Heartbreak. Most of us will have experienced the intensity and feelings of loss that comes with a break up. I remember the last one I went through and although it felt excruciating at the time it was the catalyst to me changing my entire perspective on what a healthy relationship looked like. All too often if we have experienced pain in a relationship our brain will pattern match to that past experience and we can become emotionally hijacked by something in the present. Emotion precedes thought but with awareness, thought can loop back around and we can become more objective about what we need to shrug off any emotional baggage we may be carrying. The post below was originally written for eHarmony. Take what works for you and leave the rest.
The emotional hangover from an experience of past heartbreak or loss can often lead us to react to a date or partner differently. Any hint of a behaviour or situation that triggers a painful memory can catapult us into a reactive state, which leads us to behave in unhelpful or unpredictable ways.
Intimate relationships take courage. In the dance towards creating a meaningful bond, we can bump up against some of our greatest vulnerabilities and fears. In a bid to avoid pain we end up closing our hearts to a truly intimate and loving relationship.
Healing from any past relationship takes time, but it we get to a place where our past is dominating the present – and our thoughts and emotions are trapping us in the safe zone – then it’s time to act.
How can we stay open to what is in front of us and break old patterns that hijack our emotions and prevent us from creating the relationship we deserve?
Try these five steps to help create emotional clarity and freedom:
1. Shift your story
It’s not uncommon to keep retelling a story from your past, reliving all the details each time. This can further embed the negative emotion and memory of the past. The words you speak generate an emotional response and recycling old hurts keeps them alive and present. If the past starts playing out in your head ask yourself, ‘What do I need to believe to let go?’ and ‘Who do I need to become so that I can be open to the possibility of a loving partnership again?’ Be aware of the language you’re using. What are you telling yourself and is it’s opening you up to possibilities or closing you down? Awareness allows you to start understanding your emotional reactions and gain a broader perspective of your own behaviour and that of others.
2. Create healthy rituals
The rituals you create impact on who you become and the emotions you feel. Where do you reside most? Are you routinely experiencing joy and gratitude, or sadness, resentment and anger? You can’t make old wounds go away by rejecting people and withholding affection and love. It’s only by accepting what is and developing rituals that help to energise and elevate you that you can start to negate limiting emotional patterns. Try spending 10 minutes a day going on a quiet internal search for what is working in your life. Focus on all the past successes and current resources that you have. Apply an empowering meaning to your past and embrace all that you have now.
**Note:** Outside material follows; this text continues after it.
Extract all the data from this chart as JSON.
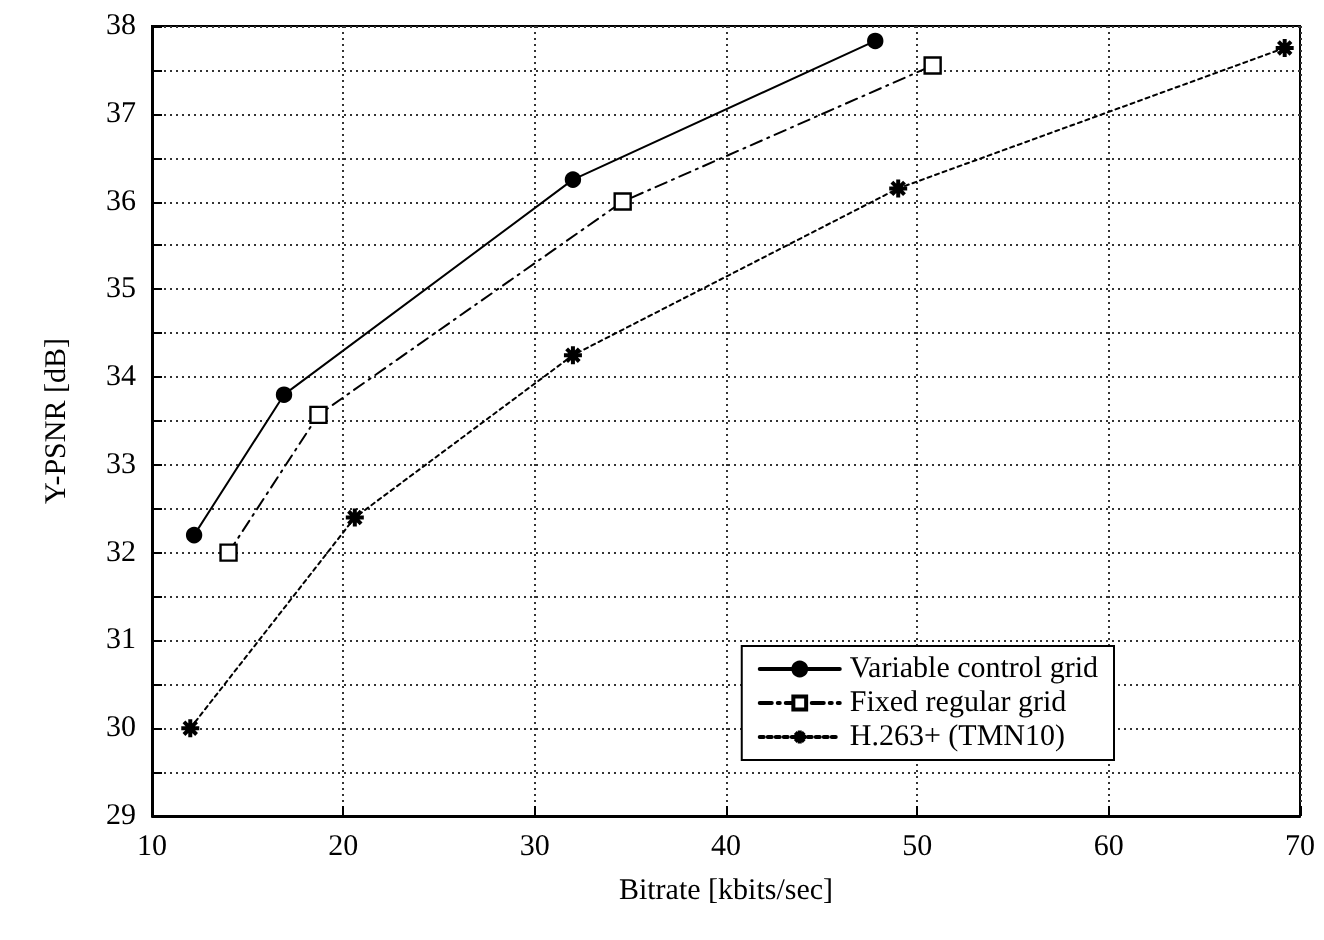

3. Mentally rehearse success
Our imaginations are problem-solving machines. Think of all the dreams you’ve had that have become reality. Perhaps it was a job you wanted, a car, or the solution to an on-going issue. This also works the other way; the time you spend catastrophising about how bad things are going to be will have a detrimental impact on your wellbeing. It’s also a blatant misuse of your imagination! Mentally rehearsing the feelings you’d like to evoke on a date, and the behaviour you’d like to embody in a relationship, will help the unfamiliar become familiar. You can help yourself wipe away any old unhelpful feelings and start visualising the future you. It’s all about recognising what’s within your control and being accountable for bringing the necessary trust, love, respect and passion into your way of being.
4. Hold that thought
Emotional reactions can happen so quickly that we’re often caught up in them before we even realise it. This is how misunderstandings often happen in dating and relationships – our brains match our date’s behaviour to a past event that has caused pain. Consequently, strong emotions cause us to think in black and white, rather than being able to see a situation objectively. Being aware of thought patterns and behaviours when you’re triggered allows conscious thought to loop back round so you can press the pause button. This will create the space needed to determine whether distorted memories are polluting the present. It’ll also give you time to respond in a way that enables a more open and meaningful exchange.
5. Assume your date’s positive intent
It’s easy to take things personally and project our own meaning onto another person’s behaviour. It’s also tempting to replay the past and use it to predict the future, retreating into a fearful place. If we assume the other person has a positive intent, it can help create some separation between their actions and any impact they may have on us. We can’t control other people, but we can influence them through our own behaviour and by knowing what’s our emotional load and what’s theirs. Remember, sometimes the pain of our past can provide the contrast that leads us to truly appreciating somebody new.